02:16 Je lui ai dit, j'ai l'impression que ma boîte mail professionnelle
02:18 est le Me Too des armées tellement il y a d'afflux de témoignages en tout genre
02:23 depuis que j'ai marqué mon soutien à Manon dans le Courrier de l'Ouest.
02:29 Donc je crois vraiment qu'il y a...
02:31 La libération de la parole dans la grande muette, ça va être compliqué quand même.
02:36 Oui, c'est le moins qu'on puisse dire.
02:39 Mais moi j'identifie un problème structurel, déjà dès l'hélicet militaire,
02:43 quand on laisse proliférer des comportements déviants.

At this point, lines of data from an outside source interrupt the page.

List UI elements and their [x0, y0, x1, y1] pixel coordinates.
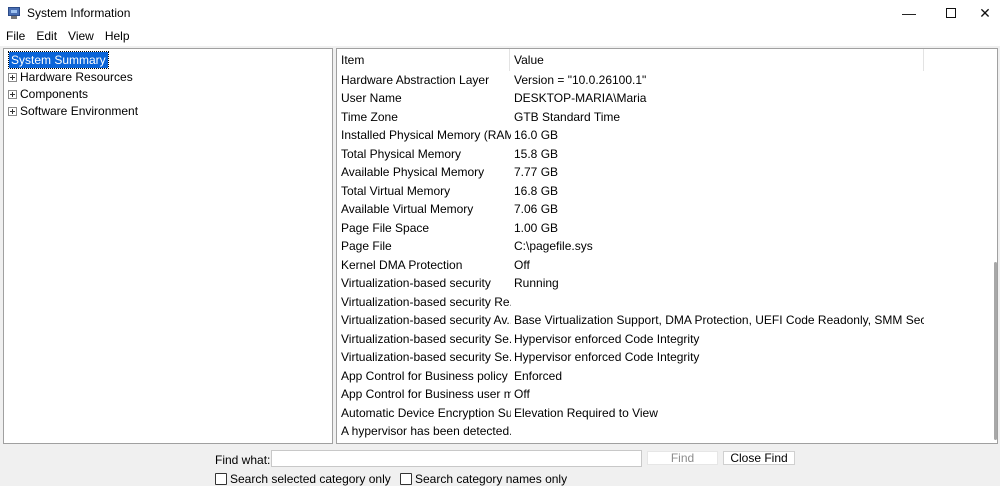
table-row[interactable]: User Name DESKTOP-MARIA\Maria — [337, 89, 997, 108]
tree-item-components[interactable]: Components — [8, 86, 88, 102]
table-row[interactable]: Automatic Device Encryption Su... Elevati… — [337, 404, 997, 423]
row-value: Elevation Required to View — [514, 405, 658, 420]
row-value: 16.0 GB — [514, 128, 559, 143]
row-value: Off — [514, 387, 530, 402]
row-item: Available Virtual Memory — [341, 202, 474, 217]
table-row[interactable]: Virtualization-based security Av... Base … — [337, 311, 997, 330]
tree-item-label: Hardware Resources — [20, 70, 133, 84]
row-item: App Control for Business policy — [341, 368, 508, 383]
tree-item-software-environment[interactable]: Software Environment — [8, 103, 138, 119]
table-row[interactable]: Virtualization-based security Se... Hyper… — [337, 330, 997, 349]
tree-item-label: Components — [20, 87, 89, 101]
expand-icon[interactable] — [8, 106, 17, 116]
menu-file[interactable]: File — [0, 29, 30, 43]
row-item: Virtualization-based security — [341, 276, 491, 291]
table-row[interactable]: Hardware Abstraction Layer Version = "10.… — [337, 71, 997, 90]
row-value: GTB Standard Time — [514, 109, 621, 124]
table-row[interactable]: Available Virtual Memory 7.06 GB — [337, 200, 997, 219]
table-row[interactable]: A hypervisor has been detected.... — [337, 422, 997, 441]
row-value: Off — [514, 257, 530, 272]
row-value: Running — [514, 276, 559, 291]
row-item: Virtualization-based security Re... — [341, 294, 511, 309]
row-value: 7.77 GB — [514, 165, 559, 180]
row-value: DESKTOP-MARIA\Maria — [514, 91, 647, 106]
search-category-names-checkbox[interactable]: Search category names only — [400, 472, 567, 486]
find-what-input[interactable] — [271, 450, 642, 467]
row-value: Hypervisor enforced Code Integrity — [514, 350, 700, 365]
row-item: Time Zone — [341, 109, 398, 124]
menu-view[interactable]: View — [62, 29, 99, 43]
row-value: 7.06 GB — [514, 202, 559, 217]
vertical-scrollbar[interactable] — [994, 262, 997, 440]
menu-help[interactable]: Help — [99, 29, 135, 43]
row-item: Virtualization-based security Se... — [341, 350, 511, 365]
row-value: 16.8 GB — [514, 183, 559, 198]
row-item: Page File Space — [341, 220, 430, 235]
row-value: Enforced — [514, 368, 563, 383]
checkbox-label: Search selected category only — [230, 472, 391, 486]
checkbox-box[interactable] — [215, 473, 227, 485]
row-value: C:\pagefile.sys — [514, 239, 593, 254]
table-row[interactable]: Available Physical Memory 7.77 GB — [337, 163, 997, 182]
table-row[interactable]: Total Virtual Memory 16.8 GB — [337, 182, 997, 201]
minimize-button[interactable]: — — [886, 0, 932, 26]
close-find-button[interactable]: Close Find — [723, 451, 795, 465]
table-row[interactable]: Installed Physical Memory (RAM) 16.0 GB — [337, 126, 997, 145]
expand-icon[interactable] — [8, 89, 17, 99]
table-row[interactable]: Virtualization-based security Running — [337, 274, 997, 293]
row-item: Kernel DMA Protection — [341, 257, 463, 272]
row-item: Virtualization-based security Se... — [341, 331, 511, 346]
row-value: Base Virtualization Support, DMA Protect… — [514, 313, 924, 328]
table-row[interactable]: Page File C:\pagefile.sys — [337, 237, 997, 256]
search-selected-category-checkbox[interactable]: Search selected category only — [215, 472, 391, 486]
row-value: Version = "10.0.26100.1" — [514, 72, 647, 87]
row-item: Installed Physical Memory (RAM) — [341, 128, 511, 143]
tree-item-label: Software Environment — [20, 104, 139, 118]
system-information-icon — [7, 7, 21, 19]
table-row[interactable]: Total Physical Memory 15.8 GB — [337, 145, 997, 164]
row-item: Virtualization-based security Av... — [341, 313, 511, 328]
details-list[interactable]: Item Value Hardware Abstraction Layer Ver… — [336, 48, 998, 444]
row-item: A hypervisor has been detected.... — [341, 424, 511, 439]
close-button[interactable]: ✕ — [962, 0, 1000, 26]
row-value: 15.8 GB — [514, 146, 559, 161]
find-button[interactable]: Find — [647, 451, 718, 465]
column-header-value[interactable]: Value — [514, 49, 544, 71]
table-row[interactable]: Time Zone GTB Standard Time — [337, 108, 997, 127]
row-item: App Control for Business user m... — [341, 387, 511, 402]
row-item: Hardware Abstraction Layer — [341, 72, 490, 87]
menu-edit[interactable]: Edit — [30, 29, 62, 43]
row-value: Hypervisor enforced Code Integrity — [514, 331, 700, 346]
row-value: 1.00 GB — [514, 220, 559, 235]
column-divider[interactable] — [923, 49, 924, 71]
table-row[interactable]: Page File Space 1.00 GB — [337, 219, 997, 238]
row-item: Page File — [341, 239, 392, 254]
window-title: System Information — [27, 6, 131, 20]
table-row[interactable]: App Control for Business policy Enforced — [337, 367, 997, 386]
title-bar: System Information — ✕ — [0, 0, 1000, 26]
column-header-item[interactable]: Item — [341, 49, 364, 71]
expand-icon[interactable] — [8, 72, 17, 82]
table-row[interactable]: Kernel DMA Protection Off — [337, 256, 997, 275]
checkbox-label: Search category names only — [415, 472, 568, 486]
table-row[interactable]: Virtualization-based security Re... — [337, 293, 997, 312]
row-item: Total Physical Memory — [341, 146, 462, 161]
column-divider[interactable] — [509, 49, 510, 71]
category-tree[interactable]: System Summary Hardware Resources Compon… — [3, 48, 333, 444]
table-row[interactable]: Virtualization-based security Se... Hyper… — [337, 348, 997, 367]
row-item: User Name — [341, 91, 402, 106]
menu-bar: File Edit View Help — [0, 26, 1000, 46]
tree-item-hardware-resources[interactable]: Hardware Resources — [8, 69, 133, 85]
table-row[interactable]: App Control for Business user m... Off — [337, 385, 997, 404]
row-item: Total Virtual Memory — [341, 183, 451, 198]
row-item: Automatic Device Encryption Su... — [341, 405, 511, 420]
row-item: Available Physical Memory — [341, 165, 485, 180]
find-what-label: Find what: — [215, 453, 271, 467]
checkbox-box[interactable] — [400, 473, 412, 485]
tree-item-system-summary[interactable]: System Summary — [8, 51, 109, 69]
maximize-icon — [946, 8, 956, 18]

02:47 J'ai suivi beaucoup de témoignages en tant que députée,
02:50 parce que, étant identifiée comme la députée militaire d'active,
02:54 eh bien spontanément les gens de toute la France se sont tournés vers moi.
02:58 Et des cas absolument similaires à celui de Manon avec un huis clos,
03:04 des agresseurs qui ont déjà fait leurs preuves opérationnelles,
03:07 une jeune victime qui engage de la paperasse et qui devient un dommage collatéral.
03:12 Donc je crois vraiment que la cellule Témis,
03:15 qui a été mise en place par le politique, par Jean-Yves Le Drian,
03:18 suite à l'apparution de la guerre invisible en 2014,
03:21 était nécessaire, mais est sous-dimensionnée
03:25 et ne répond pas à toutes les problématiques.
03:27 Parce que quand on a une force avec près de 300 000 personnels,
03:32 eh bien nécessairement il y a des dérives et je pense qu'elles sont absolument sous-évaluées.